Я получил обмундирование и 45 коп. ассигнациями жалованья за треть года вперед. Деньги эти предназначались кантонисту на щетки, сапожную ваксу, иголки и нитки для починки, на мыло для бани и стирки белья, и для всех прочих надобностей. Я стал обзаводиться хозяйством с бережливостью, к которой я привык с детства…
Имело влияние и то обстоятельство, что я обязан был содержать в строгом порядке свое обмундирование. Под страхом сурового наказания надо было быть опрятным. Сапоги должны были быть всегда с таким глянцем, чтобы в них можно было смотреться, словно в зеркало. Рейтузы, мундир, каска, все должно было быть всегда новым, без единого пятнышка. Лицо должно было быть чисто, зубы вычищены, рот без скверного запаха.

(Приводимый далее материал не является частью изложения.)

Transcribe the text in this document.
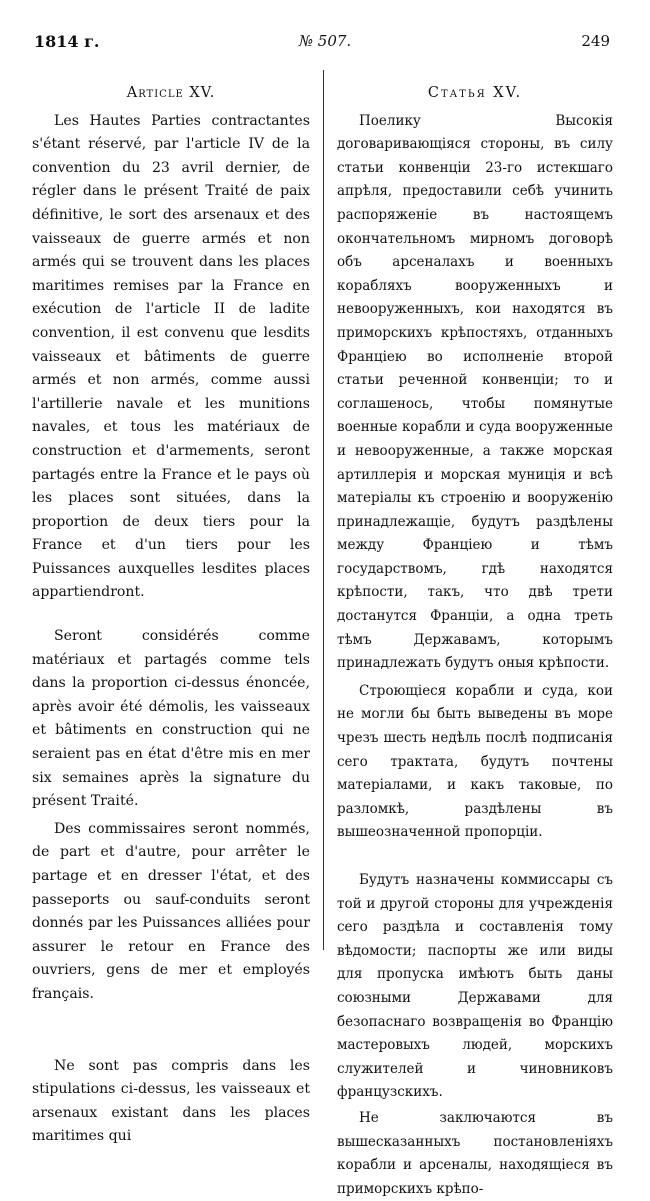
1814 г.	№ 507.	249
Article XV.

Les Hautes Parties contractantes s'étant réservé, par l'article IV de la convention du 23 avril dernier, de régler dans le présent Traité de paix définitive, le sort des arsenaux et des vaisseaux de guerre armés et non armés qui se trouvent dans les places maritimes remises par la France en exécution de l'article II de ladite convention, il est convenu que lesdits vaisseaux et bâtiments de guerre armés et non armés, comme aussi l'artillerie navale et les munitions navales, et tous les matériaux de construction et d'armements, seront partagés entre la France et le pays où les places sont situées, dans la proportion de deux tiers pour la France et d'un tiers pour les Puissances auxquelles lesdites places appartiendront.

Seront considérés comme matériaux et partagés comme tels dans la proportion ci-dessus énoncée, après avoir été démolis, les vaisseaux et bâtiments en construction qui ne seraient pas en état d'être mis en mer six semaines après la signature du présent Traité.

Des commissaires seront nommés, de part et d'autre, pour arrêter le partage et en dresser l'état, et des passeports ou sauf-conduits seront donnés par les Puissances alliées pour assurer le retour en France des ouvriers, gens de mer et employés français.

Ne sont pas compris dans les stipulations ci-dessus, les vaisseaux et arsenaux existant dans les places maritimes qui

Статья XV.

Поелику Высокія договаривающіяся стороны, въ силу статьи конвенціи 23-го истекшаго апрѣля, предоставили себѣ учинить распоряженіе въ настоящемъ окончательномъ мирномъ договорѣ объ арсеналахъ и военныхъ корабляхъ вооруженныхъ и невооруженныхъ, кои находятся въ приморскихъ крѣпостяхъ, отданныхъ Франціею во исполненіе второй статьи реченной конвенціи; то и соглашенось, чтобы помянутые военные корабли и суда вооруженные и невооруженные, а также морская артиллерія и морская муниція и всѣ матеріалы къ строенію и вооруженію принадлежащіе, будутъ раздѣлены между Франціею и тѣмъ государствомъ, гдѣ находятся крѣпости, такъ, что двѣ трети достанутся Франціи, а одна треть тѣмъ Державамъ, которымъ принадлежать будутъ оныя крѣпости.

Строющіеся корабли и суда, кои не могли бы быть выведены въ море чрезъ шесть недѣль послѣ подписанія сего трактата, будутъ почтены матеріалами, и какъ таковые, по разломкѣ, раздѣлены въ вышеозначенной пропорціи.

Будутъ назначены коммиссары съ той и другой стороны для учрежденія сего раздѣла и составленія тому вѣдомости; паспорты же или виды для пропуска имѣютъ быть даны союзными Державами для безопаснаго возвращенія во Францію мастеровыхъ людей, морскихъ служителей и чиновниковъ французскихъ.

Не заключаются въ вышесказанныхъ постановленіяхъ корабли и арсеналы, находящіеся въ приморскихъ крѣпо-
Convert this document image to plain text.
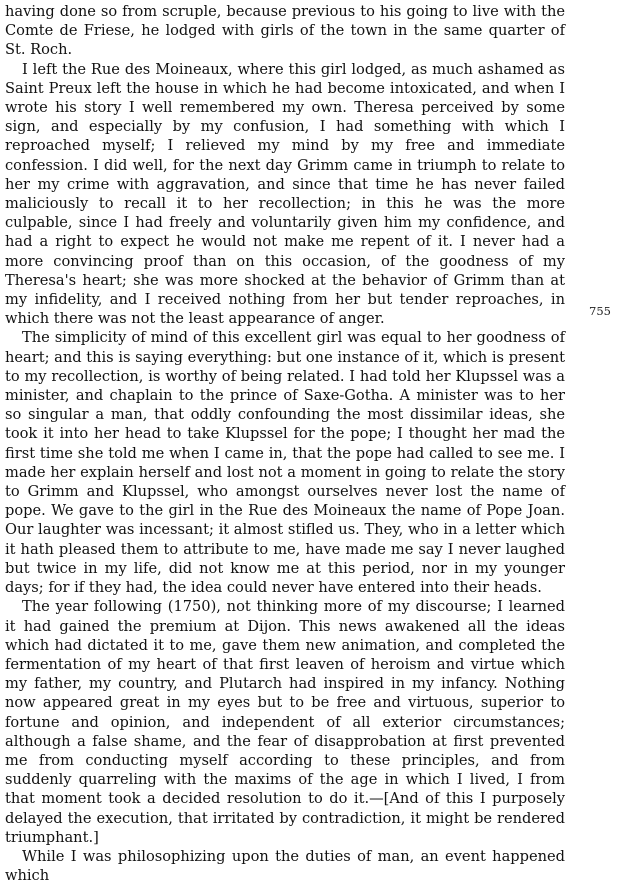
having done so from scruple, because previous to his going to live with the Comte de Friese, he lodged with girls of the town in the same quarter of St. Roch.

I left the Rue des Moineaux, where this girl lodged, as much ashamed as Saint Preux left the house in which he had become intoxicated, and when I wrote his story I well remembered my own. Theresa perceived by some sign, and especially by my confusion, I had something with which I reproached myself; I relieved my mind by my free and immediate confession. I did well, for the next day Grimm came in triumph to relate to her my crime with aggravation, and since that time he has never failed maliciously to recall it to her recollection; in this he was the more culpable, since I had freely and voluntarily given him my confidence, and had a right to expect he would not make me repent of it. I never had a more convincing proof than on this occasion, of the goodness of my Theresa's heart; she was more shocked at the behavior of Grimm than at my infidelity, and I received nothing from her but tender reproaches, in which there was not the least appearance of anger.

The simplicity of mind of this excellent girl was equal to her goodness of heart; and this is saying everything: but one instance of it, which is present to my recollection, is worthy of being related. I had told her Klupssel was a minister, and chaplain to the prince of Saxe-Gotha. A minister was to her so singular a man, that oddly confounding the most dissimilar ideas, she took it into her head to take Klupssel for the pope; I thought her mad the first time she told me when I came in, that the pope had called to see me. I made her explain herself and lost not a moment in going to relate the story to Grimm and Klupssel, who amongst ourselves never lost the name of pope. We gave to the girl in the Rue des Moineaux the name of Pope Joan. Our laughter was incessant; it almost stifled us. They, who in a letter which it hath pleased them to attribute to me, have made me say I never laughed but twice in my life, did not know me at this period, nor in my younger days; for if they had, the idea could never have entered into their heads.

The year following (1750), not thinking more of my discourse; I learned it had gained the premium at Dijon. This news awakened all the ideas which had dictated it to me, gave them new animation, and completed the fermentation of my heart of that first leaven of heroism and virtue which my father, my country, and Plutarch had inspired in my infancy. Nothing now appeared great in my eyes but to be free and virtuous, superior to fortune and opinion, and independent of all exterior circumstances; although a false shame, and the fear of disapprobation at first prevented me from conducting myself according to these principles, and from suddenly quarreling with the maxims of the age in which I lived, I from that moment took a decided resolution to do it.—[And of this I purposely delayed the execution, that irritated by contradiction, it might be rendered triumphant.]

While I was philosophizing upon the duties of man, an event happened which

755
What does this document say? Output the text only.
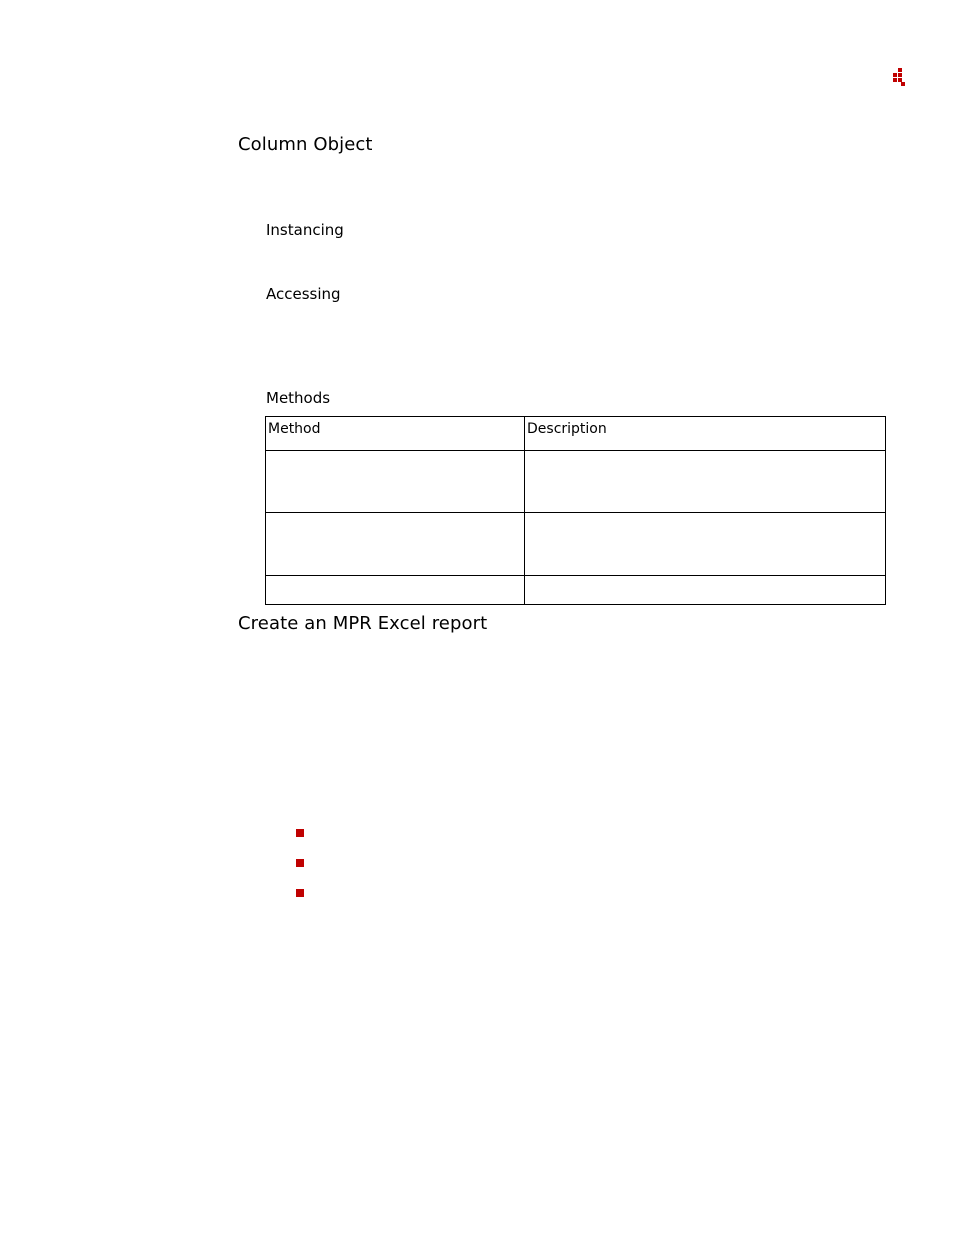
Column Object
Instancing
Accessing
Methods
Method	Description

Create an MPR Excel report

Для многих эти обязанности были большой обузой. Меня же они не обременяли, так как дома меня приучили к опрятности.
Жизнь кантониста состояла из одних только обязанностей, прав же не было никаких.
Кантонист обязан был рано ложиться спать, хорошо выспаться и рано встать, к семи часам быть в школе, иметь бодрый, здоровый вид; быть прилежным и ловким в фехтовании, гимнастике, маршировке, верховой езде, в плаваньи с ружьем в руке, быть внимательным и успешно заниматься по русскому языку, арифметике, закону божьему. После обеда на квартире он обязан был готовить уроки, а потом приводить в порядок свое платье и амуницию. Так проходили день и ночь.
Впереди была 25-летняя служба, полжизни, и сутки имели значение капли в море. Поэтому надо было так устроиться, чтобы выгадать хоть немного свободного времени для себя. Я исправно и точно исполнял свои обязанности, и меня оставляли в покое. Только таким образом у меня оставался иногда свободный час, другой.
За короткое время я освоился с положением. Жизнь моя наладилась.
Хозяева мои были зажиточны и бездетны. Я им полюбился. Они предоставили в мое распоряжение чистенькую горницу. Я убрал ее по своему вкусу: каждая вещь лежала на своем месте, чистота и опрятность радовали глаз.
Я увидел, что на казенном жалованье не приобретешь и доли того, в чем я имел потребность. И я начал изыскивать средства, источник заработка. Я мог шить, мог чинить. Это уменье сделалось моим подсобным промыслом. Я брал починки, и вечерами зарабатывал понемножку. Мне необходимо было выучиться шить рейтузы и мундир. Для этого в свободное время я захаживал в швальню и там исподволь учился.